Les thermes, classés partiellement au titre des monuments historiques depuis 1995, se distinguent par la grande salle des pas perdus et ses décors de stuc, ainsi que par un savant réseau de galeries souterraines (cf. Base Mérimée).

Trésors religieux : entre roman, gothique et touches XIXe

Le patrimoine religieux occupe une place singulière à Bains-les-Bains. Deux églises résument l’évolution architecturale et spirituelle du bourg :

  • L’église Saint-Colomban : D’aspect extérieur somme toute modeste, elle doit sa célébrité aux fresques et à un baptistère du XIIe siècle ― rareté dans la région. Le chœur et les chapiteaux romans témoignent d’un lieu de culte déjà actif sous l’abbaye de Luxeuil, à laquelle était rattachée la paroisse jusqu’au XVIIIe siècle. L’église conserve un remarquable mobilier du XIXe siècle, dont une chaire en bois sculpté.
  • La Chapelle Saint-Valbert : Nichée à la sortie du bourg, elle fut lieu de retraite pour les ermites et de pèlerinages locaux. Plus modeste, elle a été remaniée plusieurs fois, mais possède encore sa voûte lambrissée et des santons de procession rares (cf. "Églises et chapelles de la Vôge", Société d’histoire locale).

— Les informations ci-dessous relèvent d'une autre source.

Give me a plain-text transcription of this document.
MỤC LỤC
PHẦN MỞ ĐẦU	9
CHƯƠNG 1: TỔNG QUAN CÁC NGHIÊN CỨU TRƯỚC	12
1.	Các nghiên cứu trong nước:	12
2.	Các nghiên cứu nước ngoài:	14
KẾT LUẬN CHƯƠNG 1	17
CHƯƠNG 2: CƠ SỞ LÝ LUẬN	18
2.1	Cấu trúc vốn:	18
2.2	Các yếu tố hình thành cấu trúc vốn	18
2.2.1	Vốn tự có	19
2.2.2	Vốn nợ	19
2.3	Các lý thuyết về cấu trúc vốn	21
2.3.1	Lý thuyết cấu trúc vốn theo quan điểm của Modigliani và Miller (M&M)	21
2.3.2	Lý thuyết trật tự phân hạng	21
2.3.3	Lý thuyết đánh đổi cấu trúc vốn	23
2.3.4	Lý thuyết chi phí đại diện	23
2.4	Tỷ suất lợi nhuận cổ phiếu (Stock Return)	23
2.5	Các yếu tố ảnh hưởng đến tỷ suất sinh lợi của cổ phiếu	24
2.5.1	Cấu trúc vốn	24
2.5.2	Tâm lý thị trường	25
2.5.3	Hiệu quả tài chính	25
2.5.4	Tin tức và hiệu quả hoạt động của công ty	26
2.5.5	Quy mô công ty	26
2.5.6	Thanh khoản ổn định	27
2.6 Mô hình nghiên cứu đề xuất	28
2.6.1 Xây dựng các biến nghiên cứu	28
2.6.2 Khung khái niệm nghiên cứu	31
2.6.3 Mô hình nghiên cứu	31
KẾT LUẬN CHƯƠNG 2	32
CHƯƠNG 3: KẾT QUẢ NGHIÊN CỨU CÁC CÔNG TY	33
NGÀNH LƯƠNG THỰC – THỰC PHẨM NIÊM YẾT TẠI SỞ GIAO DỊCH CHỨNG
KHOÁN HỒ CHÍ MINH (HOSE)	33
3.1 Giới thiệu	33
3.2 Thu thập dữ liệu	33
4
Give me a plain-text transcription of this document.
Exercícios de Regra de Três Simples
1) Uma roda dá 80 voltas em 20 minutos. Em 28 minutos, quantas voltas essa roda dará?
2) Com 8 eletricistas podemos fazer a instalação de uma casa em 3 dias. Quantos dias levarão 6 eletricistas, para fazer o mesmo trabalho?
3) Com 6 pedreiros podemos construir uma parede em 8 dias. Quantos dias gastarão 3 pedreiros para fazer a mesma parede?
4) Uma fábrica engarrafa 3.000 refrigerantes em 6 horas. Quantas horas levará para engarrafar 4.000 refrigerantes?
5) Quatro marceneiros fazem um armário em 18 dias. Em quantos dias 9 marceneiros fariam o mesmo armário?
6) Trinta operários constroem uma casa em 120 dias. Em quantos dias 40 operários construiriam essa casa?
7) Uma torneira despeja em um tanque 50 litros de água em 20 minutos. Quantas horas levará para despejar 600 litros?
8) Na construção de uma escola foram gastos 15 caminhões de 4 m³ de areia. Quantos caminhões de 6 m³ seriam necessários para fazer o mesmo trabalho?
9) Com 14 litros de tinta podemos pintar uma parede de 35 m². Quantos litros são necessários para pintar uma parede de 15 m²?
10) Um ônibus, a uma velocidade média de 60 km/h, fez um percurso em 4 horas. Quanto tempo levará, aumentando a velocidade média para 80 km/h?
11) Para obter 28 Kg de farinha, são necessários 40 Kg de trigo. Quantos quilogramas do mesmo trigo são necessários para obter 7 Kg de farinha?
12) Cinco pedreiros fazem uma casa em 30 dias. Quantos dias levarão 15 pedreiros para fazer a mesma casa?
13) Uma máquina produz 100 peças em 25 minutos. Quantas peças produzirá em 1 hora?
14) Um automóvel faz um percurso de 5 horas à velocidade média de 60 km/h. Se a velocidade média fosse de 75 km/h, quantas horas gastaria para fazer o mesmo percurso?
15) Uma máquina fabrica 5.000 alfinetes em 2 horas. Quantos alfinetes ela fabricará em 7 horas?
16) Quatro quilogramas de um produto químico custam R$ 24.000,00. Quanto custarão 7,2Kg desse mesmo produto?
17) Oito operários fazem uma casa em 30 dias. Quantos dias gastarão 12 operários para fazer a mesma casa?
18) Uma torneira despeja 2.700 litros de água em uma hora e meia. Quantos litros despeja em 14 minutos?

Demeures notables et architecture domestique : de la bourgeoisie thermale aux maisons rurales

Bains-les-Bains n’est pas seulement marqué par ses infrastructures thermales. La physionomie de la commune a aussi été façonnée par les maisons bourgeoises et rurales qui jalonnent rues et hameaux. Plusieurs bâtiments, bien qu’en mains privées, sont visibles depuis la rue ou les chemins :

  • Le « Grand Hôtel » : Véritable paquebot urbain, il illustre la vocation touristique de Bains-les-Bains dès la fin du XIXe siècle. Ses 110 chambres accueillaient curistes et personnalités. Il conserve ses balcons filants, ses colonnes en fonte et de superbes mosaïques d’origine dans l’ancien hall (Source : Archives communales de Bains-les-Bains).
  • Le quartier du Rain Brice : On y trouve des maisons de maîtres à façades équilibrées, dont les encadrements de fenêtres témoignent du savoir-faire des tailleurs de pierre locaux. Le linteau gravé d’un lion — symbole héraldique d’un notaire du lieu — rappelle que la bourgeoisie urbaine s’est installée ici à la faveur du « boom thermal ».
  • Les Fermes de la Vôge : La typologie des fermes vôtiennes se distingue par leur toiture à croupe et leur disposition longitudinale. À Bains-les-Bains, particulièrement dans les hameaux de Hautmougey ou La Vernie, plusieurs bâtisses datent du XVIIIe siècle, intégrant parfois un « poële » ou four à pain communal. Les lucarnes en demi-lune, très présentes, permettent de dater aisément ces édifices (source : "La ferme vosgienne d’hier et d’aujourd’hui" d’Yves Muller, éditions du Musée vosgien).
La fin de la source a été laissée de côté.